Life in the ghetto demonstrates ever lowering standards with the brutal clarity of Misha’s observances. As he sneaks through a small gap in the wall that rings it into the outside world the street thieves have taken to calling Heaven, the food he smuggles back slowly becomes smaller in quantity and meaner in quality. Near the end, as conditions worsen all over Poland, he returns on night with merely handfuls of grease fat the Milgrom family eat from his dirty fingers. Inside the ghetto, things go from bad to worse. All the trees are chopped down, all the dogs disappear from the street, vendors sell skinned rats as squirrels, and then one day there are no vendors anymore.
And through it all, Misha remains oddly loyal to the idea of Jackboots, still wants to be one even while accepting the brutality of their actions as normalcy. It takes a parade through the ghetto by Himmler himself, and Himmler's unimpressiveness (the banality of evil?) to dislodge the idea from Misha's mind. Spinelli is excellent at getting at a child's mind and how it works, how a notion becomes an idèe fixe, how it takes a curious kind of disappointment to break through the obsession.

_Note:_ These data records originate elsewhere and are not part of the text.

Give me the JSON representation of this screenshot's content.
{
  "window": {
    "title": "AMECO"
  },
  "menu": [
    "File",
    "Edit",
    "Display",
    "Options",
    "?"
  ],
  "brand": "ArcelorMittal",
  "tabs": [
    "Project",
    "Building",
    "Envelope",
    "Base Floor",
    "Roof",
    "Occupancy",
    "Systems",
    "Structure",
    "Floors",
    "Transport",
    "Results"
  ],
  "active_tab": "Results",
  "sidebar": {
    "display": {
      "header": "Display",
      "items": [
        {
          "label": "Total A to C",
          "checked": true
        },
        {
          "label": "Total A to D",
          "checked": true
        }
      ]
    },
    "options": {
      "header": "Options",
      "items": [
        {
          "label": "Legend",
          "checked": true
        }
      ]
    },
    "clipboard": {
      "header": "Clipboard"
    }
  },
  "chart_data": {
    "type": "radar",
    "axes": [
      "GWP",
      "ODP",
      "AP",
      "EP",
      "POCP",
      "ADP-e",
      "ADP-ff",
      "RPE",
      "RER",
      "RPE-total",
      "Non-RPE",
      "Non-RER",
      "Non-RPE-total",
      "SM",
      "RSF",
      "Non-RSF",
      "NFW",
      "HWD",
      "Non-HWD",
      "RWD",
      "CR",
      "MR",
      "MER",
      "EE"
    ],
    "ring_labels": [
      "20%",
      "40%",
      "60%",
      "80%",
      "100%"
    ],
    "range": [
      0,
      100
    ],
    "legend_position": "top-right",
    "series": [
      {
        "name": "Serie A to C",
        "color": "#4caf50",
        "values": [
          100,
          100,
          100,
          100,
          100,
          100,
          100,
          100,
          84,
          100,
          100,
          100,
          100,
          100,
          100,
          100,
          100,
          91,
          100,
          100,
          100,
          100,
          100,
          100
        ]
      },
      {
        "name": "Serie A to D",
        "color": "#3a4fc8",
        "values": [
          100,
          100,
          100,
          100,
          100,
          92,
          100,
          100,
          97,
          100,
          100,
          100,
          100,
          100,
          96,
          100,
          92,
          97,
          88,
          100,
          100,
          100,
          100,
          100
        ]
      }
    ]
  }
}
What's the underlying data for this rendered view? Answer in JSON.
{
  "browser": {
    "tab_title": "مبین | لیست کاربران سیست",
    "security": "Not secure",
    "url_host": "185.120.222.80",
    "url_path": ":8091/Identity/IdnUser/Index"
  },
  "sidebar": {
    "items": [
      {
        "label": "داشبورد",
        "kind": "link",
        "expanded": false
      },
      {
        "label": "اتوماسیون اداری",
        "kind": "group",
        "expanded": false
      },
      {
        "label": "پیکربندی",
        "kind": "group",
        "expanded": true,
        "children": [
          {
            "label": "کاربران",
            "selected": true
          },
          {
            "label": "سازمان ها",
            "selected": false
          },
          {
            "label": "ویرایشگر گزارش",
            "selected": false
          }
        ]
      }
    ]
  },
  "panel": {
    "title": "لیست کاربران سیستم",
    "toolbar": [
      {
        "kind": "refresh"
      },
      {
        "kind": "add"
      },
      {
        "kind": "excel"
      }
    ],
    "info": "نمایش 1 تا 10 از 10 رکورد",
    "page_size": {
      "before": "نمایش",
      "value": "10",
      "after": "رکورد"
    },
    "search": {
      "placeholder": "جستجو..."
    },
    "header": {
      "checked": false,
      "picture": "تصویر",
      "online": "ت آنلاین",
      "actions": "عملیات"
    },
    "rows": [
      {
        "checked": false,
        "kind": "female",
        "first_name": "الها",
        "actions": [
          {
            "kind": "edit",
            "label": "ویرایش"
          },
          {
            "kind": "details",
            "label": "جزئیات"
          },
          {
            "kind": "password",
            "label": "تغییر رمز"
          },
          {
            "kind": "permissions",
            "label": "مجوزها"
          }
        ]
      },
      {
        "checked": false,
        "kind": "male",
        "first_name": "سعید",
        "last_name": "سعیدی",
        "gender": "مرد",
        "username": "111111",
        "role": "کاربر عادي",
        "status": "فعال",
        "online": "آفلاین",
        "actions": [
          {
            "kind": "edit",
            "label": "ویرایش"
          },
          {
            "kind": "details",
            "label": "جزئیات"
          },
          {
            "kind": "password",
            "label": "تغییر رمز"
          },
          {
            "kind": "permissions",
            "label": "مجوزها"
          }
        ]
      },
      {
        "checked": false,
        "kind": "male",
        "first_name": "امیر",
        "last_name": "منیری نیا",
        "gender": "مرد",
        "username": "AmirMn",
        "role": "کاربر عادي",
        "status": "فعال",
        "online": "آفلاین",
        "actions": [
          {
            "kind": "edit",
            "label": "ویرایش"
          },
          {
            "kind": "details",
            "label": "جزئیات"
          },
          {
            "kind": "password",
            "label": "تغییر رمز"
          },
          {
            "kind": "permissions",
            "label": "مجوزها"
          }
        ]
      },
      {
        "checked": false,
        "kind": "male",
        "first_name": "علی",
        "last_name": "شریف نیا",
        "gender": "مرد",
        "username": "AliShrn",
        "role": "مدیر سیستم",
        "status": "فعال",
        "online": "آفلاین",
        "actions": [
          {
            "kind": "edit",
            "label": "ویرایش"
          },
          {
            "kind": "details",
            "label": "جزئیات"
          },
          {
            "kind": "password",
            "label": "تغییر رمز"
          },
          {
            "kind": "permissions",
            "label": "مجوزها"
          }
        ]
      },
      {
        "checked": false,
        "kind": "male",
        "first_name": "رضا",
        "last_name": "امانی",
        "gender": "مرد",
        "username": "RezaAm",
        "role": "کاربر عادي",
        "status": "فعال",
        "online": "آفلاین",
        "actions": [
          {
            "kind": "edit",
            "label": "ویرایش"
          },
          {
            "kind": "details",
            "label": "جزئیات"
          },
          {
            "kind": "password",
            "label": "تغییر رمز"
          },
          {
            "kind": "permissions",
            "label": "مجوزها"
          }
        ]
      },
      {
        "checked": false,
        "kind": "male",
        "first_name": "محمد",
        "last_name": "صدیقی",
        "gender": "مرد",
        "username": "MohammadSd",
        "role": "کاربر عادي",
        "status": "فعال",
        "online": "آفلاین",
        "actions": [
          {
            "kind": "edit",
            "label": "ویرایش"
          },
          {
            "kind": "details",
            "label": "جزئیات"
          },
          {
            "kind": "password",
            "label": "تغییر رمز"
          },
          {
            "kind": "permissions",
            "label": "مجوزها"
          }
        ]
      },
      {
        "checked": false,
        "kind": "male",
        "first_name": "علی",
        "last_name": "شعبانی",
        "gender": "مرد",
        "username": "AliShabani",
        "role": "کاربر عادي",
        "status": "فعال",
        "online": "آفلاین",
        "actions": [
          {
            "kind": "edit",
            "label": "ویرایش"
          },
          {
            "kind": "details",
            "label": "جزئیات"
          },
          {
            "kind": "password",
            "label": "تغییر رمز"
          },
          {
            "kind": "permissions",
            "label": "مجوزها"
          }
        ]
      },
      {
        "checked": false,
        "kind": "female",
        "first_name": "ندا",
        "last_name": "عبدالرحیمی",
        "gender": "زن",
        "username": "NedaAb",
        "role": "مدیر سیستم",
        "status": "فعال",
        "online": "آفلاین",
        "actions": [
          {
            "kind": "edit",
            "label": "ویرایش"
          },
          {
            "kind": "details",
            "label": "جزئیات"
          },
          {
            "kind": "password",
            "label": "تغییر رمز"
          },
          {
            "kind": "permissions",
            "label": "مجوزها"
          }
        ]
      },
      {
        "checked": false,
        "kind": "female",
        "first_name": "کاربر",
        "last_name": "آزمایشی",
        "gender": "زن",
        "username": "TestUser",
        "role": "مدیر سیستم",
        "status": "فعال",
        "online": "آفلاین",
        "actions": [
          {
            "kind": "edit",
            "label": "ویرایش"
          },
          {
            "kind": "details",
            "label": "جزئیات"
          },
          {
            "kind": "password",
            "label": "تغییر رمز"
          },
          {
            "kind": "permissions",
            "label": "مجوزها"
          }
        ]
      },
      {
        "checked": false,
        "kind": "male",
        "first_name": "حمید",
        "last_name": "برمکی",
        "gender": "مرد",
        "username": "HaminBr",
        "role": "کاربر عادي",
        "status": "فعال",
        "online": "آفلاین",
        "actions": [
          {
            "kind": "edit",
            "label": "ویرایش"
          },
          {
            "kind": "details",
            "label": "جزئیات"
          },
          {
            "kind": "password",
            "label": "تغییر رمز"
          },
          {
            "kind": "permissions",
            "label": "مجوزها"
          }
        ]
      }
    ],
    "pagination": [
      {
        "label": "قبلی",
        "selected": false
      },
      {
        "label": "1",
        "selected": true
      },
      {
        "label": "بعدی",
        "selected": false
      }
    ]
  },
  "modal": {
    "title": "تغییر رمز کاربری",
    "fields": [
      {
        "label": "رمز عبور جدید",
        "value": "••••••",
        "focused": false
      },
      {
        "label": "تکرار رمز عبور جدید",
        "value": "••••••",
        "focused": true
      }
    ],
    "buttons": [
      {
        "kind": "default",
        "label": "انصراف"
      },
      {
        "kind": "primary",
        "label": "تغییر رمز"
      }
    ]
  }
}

The differing characteristics of the ghetto and the world outside are vividly depicted through color and sound, everything muted and gray behind the walls, the wealth of a city conjured in fox furs and parcels of bread wrapped in paper. As things get worse in Warsaw, Milkweed embodies everything with a preternatural sadness: police whistles, pickled eggs, a simple comb as a Hanukkah present, a voice in the street at night, and an old shoe in a pocket. When the trains arrive in the middle of winter, Misha sees them at first as parades, but the constant disappearances he relates street by street as if block by block he is finally waking to who and what the Jackboots really are.
The last fourth of the book follows Misha after the war, as he leaves Poland for America and grows into a curious adulthood. For a while he is a street ranter, then a salesman, then just an old, old man. The book’s last images are of hope, of a new young girl named Janina who gives Misha the final name by which he will be called.
Spinelli is an effective and powerful writer and he demonstrates what is lacking in the current spate of children’s books that seek to act as a clever antidote for the earlier cloying sentimentality of books for the young. The writing manages to be spare yet lush, almost a necessity when writing for this age group, a trick managing to be compact without sketchy, poetic without being flowery. As such, his books gain a timeless quality and an agelessness. Marketed differently, there’s no reason Milkweed couldn’t have sold as a novel for adults, the writing is that pitch perfect.
Ron Rifkin reads with sureness and a voice that is slight yet confident. By only slightly dropping his volume or softening a word, he is able to convey a range of powerful emotion. His register is in gentleness and that serves as an effective counter to the violence of the time.